En faisant une communication agressive sur la rémunération des agents de l’Etat, le Gouvernement cherche à réorienter le débat sur le train de vie dispendieux de l’Etat et sur les fonds politiques. Dans une remarquable contribution intitulée sur “Observations sur le Projet de Loi des Finances Rectificatives 2014 Révisée“, Ibrahima SENE du PIT mettait le doigt sur « le budget de fonctionnement de la Présidence de la République qui augmente de  7  milliards,  dont 1 milliard de dépenses de fonctionnement et 6 milliards  en dépenses de transfert  où sont logés les fonds secrets ». Il ajoute que « le Ministère des Affaires Etrangères voit ses dépenses de personnel, augmenter de 221 millions, dont l’indemnité spéciale 500.000 par  mois accordés aux  époux des Diplomates ». Apprécier la gouvernance sobre et vertueuse!

Mauvais choix budgétaires !

Les amnisties fiscales et les renonciations à des ressources budgétaires

Si les charges de l’Etat sont de plus croissantes, la seule alternative pour y faire face c’est d’assurer leur couverture par des ressources disponibles en quantité suffisante.

Au contraire, le Gouvernement décide, à tour de bras, d’amnistier des débiteurs d’impôts ou de renoncer à des recettes votées par les représentants du peuple, sur des bases illégales et non transparentes.

Au mois de juillet 2013, la dette fiscale de la presse (plutôt celle des patrons de presse !), estimée à 10 milliards,  a été passée par pertes et profits alors qu’elle est constituée principalement de la TVA collectée sur les clients et des impôts et taxes retenus à la source sur les salaires des employés. Un détournement de deniers publics béni par le Gouvernement pour s’attirer de bonnes grâces de la presse.

Pire, le journal “Vision Mag“ dans sa livraison de juillet 2014 (édition n°2, page 18), nous informe qu’au mois de mai 2014 pour « un redressement fiscal d’un montant de 13 milliards, la CBAO a été invitée à s’acquittée de la modique somme de 2 milliards » pour solde de tout compte. Ainsi le Ministre de l’Economie et des Finances a renoncé « par une décision d’opportunité » à 10 milliards au profit de la banque la plus prospère du Sénégal en toute illégalité.

Mai la plus grave mesure de renonciation à des recettes budgétisées est la suppression de la taxe sur les appels entrants en mai 2012. En effet, le Chef de l’Etat a pris le décret n°2012-500 abrogeant celui n°2011-1271 du 24 août 2011 instituant un système de contrôle et de taxation des communications téléphoniques internationales entrant). Initialement, la surtaxe sur les appels entrant devait rapporter à l’Etat des recettes parafiscales de l’ordre de 50 milliards par an.

Plus tard, le Directeur général de l’ARTP reconnaitra, à mots couverts, que « l’effet de baisse  qui était attendu par le gouvernement, avec l’abrogation du décret sur les appels entrants n’a pas été atteint parce que les opérateurs ne sont pas revenus au niveau des prix pratiqués antérieurement.»

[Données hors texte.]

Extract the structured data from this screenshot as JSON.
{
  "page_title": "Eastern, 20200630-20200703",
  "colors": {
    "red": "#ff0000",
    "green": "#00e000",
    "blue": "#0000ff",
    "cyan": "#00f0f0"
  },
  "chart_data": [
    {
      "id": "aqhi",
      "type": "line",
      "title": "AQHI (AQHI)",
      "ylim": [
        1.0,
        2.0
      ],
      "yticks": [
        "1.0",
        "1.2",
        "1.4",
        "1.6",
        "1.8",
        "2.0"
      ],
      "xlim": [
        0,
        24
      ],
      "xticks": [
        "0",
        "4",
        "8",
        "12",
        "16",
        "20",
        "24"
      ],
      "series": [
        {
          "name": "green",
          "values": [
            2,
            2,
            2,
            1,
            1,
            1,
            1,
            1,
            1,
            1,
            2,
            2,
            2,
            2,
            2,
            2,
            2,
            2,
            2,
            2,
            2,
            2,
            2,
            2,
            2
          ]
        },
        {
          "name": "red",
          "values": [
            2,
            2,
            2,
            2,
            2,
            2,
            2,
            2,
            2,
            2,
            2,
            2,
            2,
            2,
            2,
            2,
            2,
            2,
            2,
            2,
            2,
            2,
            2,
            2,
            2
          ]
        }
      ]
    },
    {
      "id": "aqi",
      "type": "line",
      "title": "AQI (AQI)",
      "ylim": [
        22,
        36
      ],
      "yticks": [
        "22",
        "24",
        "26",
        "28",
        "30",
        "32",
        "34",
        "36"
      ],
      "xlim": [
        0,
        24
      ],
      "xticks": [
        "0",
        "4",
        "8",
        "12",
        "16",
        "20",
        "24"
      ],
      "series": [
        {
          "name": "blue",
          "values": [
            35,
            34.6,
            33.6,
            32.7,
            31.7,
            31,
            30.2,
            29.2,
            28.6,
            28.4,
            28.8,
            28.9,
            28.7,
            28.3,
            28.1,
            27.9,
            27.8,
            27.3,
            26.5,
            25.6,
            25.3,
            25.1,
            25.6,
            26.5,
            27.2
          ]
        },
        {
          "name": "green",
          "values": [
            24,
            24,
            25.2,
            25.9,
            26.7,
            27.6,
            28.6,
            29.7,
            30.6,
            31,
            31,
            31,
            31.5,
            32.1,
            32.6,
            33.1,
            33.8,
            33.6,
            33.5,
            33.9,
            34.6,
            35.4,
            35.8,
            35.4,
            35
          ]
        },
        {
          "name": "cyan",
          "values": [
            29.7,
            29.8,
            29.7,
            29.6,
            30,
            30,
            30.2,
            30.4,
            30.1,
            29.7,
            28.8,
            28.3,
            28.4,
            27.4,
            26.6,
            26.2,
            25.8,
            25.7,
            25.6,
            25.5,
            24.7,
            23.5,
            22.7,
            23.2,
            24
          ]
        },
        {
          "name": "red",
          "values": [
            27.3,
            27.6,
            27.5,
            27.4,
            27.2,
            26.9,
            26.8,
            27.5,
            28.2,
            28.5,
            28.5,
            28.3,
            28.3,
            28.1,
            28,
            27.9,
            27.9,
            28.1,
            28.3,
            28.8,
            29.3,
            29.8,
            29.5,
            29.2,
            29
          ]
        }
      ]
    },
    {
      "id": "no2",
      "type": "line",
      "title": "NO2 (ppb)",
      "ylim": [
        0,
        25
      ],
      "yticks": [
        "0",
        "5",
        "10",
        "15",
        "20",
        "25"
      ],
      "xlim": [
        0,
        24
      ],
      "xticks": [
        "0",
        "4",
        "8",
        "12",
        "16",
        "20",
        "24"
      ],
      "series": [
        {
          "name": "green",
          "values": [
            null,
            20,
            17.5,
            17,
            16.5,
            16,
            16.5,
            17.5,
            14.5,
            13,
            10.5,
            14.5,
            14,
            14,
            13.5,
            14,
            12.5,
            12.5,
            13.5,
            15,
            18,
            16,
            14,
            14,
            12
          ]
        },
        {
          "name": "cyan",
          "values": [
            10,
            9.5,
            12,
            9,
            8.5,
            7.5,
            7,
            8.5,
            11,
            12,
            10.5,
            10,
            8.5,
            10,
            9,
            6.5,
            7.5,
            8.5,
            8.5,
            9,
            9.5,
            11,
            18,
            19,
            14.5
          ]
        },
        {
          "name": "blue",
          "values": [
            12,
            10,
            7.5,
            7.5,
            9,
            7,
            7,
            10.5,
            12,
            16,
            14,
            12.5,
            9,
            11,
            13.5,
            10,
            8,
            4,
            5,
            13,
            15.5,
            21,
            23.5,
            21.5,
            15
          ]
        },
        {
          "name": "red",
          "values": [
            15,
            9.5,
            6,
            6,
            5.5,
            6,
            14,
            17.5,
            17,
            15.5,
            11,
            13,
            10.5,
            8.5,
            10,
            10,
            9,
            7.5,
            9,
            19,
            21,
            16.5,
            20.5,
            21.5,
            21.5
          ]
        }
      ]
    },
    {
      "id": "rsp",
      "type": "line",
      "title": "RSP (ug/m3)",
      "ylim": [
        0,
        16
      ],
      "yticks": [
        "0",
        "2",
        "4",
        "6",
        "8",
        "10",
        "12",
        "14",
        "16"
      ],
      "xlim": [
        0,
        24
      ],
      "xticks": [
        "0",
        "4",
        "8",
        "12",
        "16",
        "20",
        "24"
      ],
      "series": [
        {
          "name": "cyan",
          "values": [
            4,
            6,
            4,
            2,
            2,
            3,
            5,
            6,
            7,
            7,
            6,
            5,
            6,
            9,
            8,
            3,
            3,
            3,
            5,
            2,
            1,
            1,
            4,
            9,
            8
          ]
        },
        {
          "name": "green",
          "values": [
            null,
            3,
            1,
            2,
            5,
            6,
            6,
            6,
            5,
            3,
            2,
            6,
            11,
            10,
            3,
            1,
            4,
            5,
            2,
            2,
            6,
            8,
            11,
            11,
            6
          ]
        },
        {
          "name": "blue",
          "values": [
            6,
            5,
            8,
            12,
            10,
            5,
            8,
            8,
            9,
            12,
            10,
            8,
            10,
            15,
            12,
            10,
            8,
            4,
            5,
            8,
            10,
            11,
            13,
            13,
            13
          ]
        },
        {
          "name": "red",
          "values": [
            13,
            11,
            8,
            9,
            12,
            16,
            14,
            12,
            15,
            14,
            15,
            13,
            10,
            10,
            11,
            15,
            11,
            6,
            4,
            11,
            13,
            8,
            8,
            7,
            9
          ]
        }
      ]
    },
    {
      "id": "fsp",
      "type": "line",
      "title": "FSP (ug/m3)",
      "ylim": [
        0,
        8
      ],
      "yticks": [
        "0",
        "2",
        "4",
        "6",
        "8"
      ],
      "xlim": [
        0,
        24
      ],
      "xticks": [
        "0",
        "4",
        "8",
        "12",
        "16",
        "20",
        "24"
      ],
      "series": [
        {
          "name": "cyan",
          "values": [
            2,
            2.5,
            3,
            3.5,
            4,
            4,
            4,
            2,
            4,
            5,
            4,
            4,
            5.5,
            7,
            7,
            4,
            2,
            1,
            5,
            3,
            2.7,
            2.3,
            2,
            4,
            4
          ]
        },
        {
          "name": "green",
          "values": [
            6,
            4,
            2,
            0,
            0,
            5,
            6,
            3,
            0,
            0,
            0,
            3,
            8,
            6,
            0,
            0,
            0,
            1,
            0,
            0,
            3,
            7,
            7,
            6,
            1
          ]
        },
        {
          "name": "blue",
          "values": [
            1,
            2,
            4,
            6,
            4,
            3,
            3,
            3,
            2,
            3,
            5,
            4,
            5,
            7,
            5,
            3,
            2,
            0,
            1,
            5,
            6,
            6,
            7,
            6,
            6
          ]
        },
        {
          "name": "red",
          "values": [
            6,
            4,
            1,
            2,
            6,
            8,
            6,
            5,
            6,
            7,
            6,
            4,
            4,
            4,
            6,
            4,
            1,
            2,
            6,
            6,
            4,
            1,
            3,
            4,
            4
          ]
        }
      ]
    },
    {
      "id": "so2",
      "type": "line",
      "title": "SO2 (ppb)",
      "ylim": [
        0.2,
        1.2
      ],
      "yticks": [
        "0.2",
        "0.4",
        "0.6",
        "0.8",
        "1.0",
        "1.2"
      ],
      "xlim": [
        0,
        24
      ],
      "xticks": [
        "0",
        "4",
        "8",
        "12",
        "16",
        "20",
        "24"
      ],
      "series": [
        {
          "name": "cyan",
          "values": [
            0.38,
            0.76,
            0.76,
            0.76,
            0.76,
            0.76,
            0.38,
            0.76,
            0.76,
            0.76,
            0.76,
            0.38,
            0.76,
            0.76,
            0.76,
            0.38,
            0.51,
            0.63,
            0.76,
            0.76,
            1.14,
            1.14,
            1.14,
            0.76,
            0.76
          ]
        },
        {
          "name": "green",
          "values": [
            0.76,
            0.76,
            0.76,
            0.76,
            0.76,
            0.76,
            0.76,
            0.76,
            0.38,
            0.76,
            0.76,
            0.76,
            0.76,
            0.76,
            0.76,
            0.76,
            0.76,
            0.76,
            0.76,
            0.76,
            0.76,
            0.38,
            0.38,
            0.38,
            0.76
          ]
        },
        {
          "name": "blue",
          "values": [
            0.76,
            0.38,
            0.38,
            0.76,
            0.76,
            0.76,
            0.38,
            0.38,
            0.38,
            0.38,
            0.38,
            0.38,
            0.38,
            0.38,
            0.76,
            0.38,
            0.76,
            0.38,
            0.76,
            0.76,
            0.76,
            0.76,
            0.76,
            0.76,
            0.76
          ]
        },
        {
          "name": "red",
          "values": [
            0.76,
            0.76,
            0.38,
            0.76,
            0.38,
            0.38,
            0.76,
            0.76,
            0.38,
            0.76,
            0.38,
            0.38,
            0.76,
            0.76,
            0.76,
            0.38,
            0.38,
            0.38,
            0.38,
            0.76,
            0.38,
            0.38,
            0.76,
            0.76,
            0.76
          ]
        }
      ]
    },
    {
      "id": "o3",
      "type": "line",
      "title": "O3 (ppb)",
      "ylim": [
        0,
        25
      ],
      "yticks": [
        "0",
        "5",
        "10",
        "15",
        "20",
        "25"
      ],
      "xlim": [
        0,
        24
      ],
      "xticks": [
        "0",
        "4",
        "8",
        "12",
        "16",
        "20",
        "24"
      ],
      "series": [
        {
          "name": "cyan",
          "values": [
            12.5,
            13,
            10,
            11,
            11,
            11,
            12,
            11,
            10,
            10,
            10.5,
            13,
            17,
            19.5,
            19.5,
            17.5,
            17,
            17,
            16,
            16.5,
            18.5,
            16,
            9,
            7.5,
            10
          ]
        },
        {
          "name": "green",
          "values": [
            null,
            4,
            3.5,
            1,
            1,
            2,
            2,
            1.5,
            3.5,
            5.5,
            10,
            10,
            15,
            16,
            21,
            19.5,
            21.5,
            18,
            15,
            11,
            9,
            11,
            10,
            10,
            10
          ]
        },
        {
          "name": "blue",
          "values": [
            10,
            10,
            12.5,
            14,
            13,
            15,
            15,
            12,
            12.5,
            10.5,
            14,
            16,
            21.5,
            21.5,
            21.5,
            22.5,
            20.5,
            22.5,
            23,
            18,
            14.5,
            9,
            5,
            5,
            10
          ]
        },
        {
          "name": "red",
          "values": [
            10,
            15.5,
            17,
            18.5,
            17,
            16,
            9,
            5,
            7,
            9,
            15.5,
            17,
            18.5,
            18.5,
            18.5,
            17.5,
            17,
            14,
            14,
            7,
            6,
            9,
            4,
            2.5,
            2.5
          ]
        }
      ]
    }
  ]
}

Sous le registre des mesures renoncement à des recettes, on peut citer celle concernant la TVA sur le sucre décidée par le Ministère de l’Economie et des Finances.  L’application de cette mesure, depuis avril 2012, s’est traduite par des pertes de recettes fiscales estimée à plusieurs milliards.

Enfin, l’Etat du Sénégal a signé des protocoles d’accord avec certaines entreprises minières au sujet de la contribution spéciale sur les produits des mines et carrières (5 milliards) pour diminuer le taux de ce prélèvement contesté par les entreprises du secteur.

La fuite en avant dans la maîtrise des dépenses fiscales

En 2007, le Gouvernement avait lancé une ambitieuse étude portant les dépenses fiscales qui devait évaluer le coût et l’impact économique et social des exonérations fiscales en vue d’optimiser le rendement fiscal, d’améliorer la performance et la transparence dans la gestion des finances publiques.

Le rapport issu de cette étude établit que la valeur en impôt des dépenses fiscales accordées par l’Etat du Sénégal à des entreprises (particulièrement des multinationales étrangères) s’élève à 378 milliards FCFA en 2008 contre 326 pour l’année 2009.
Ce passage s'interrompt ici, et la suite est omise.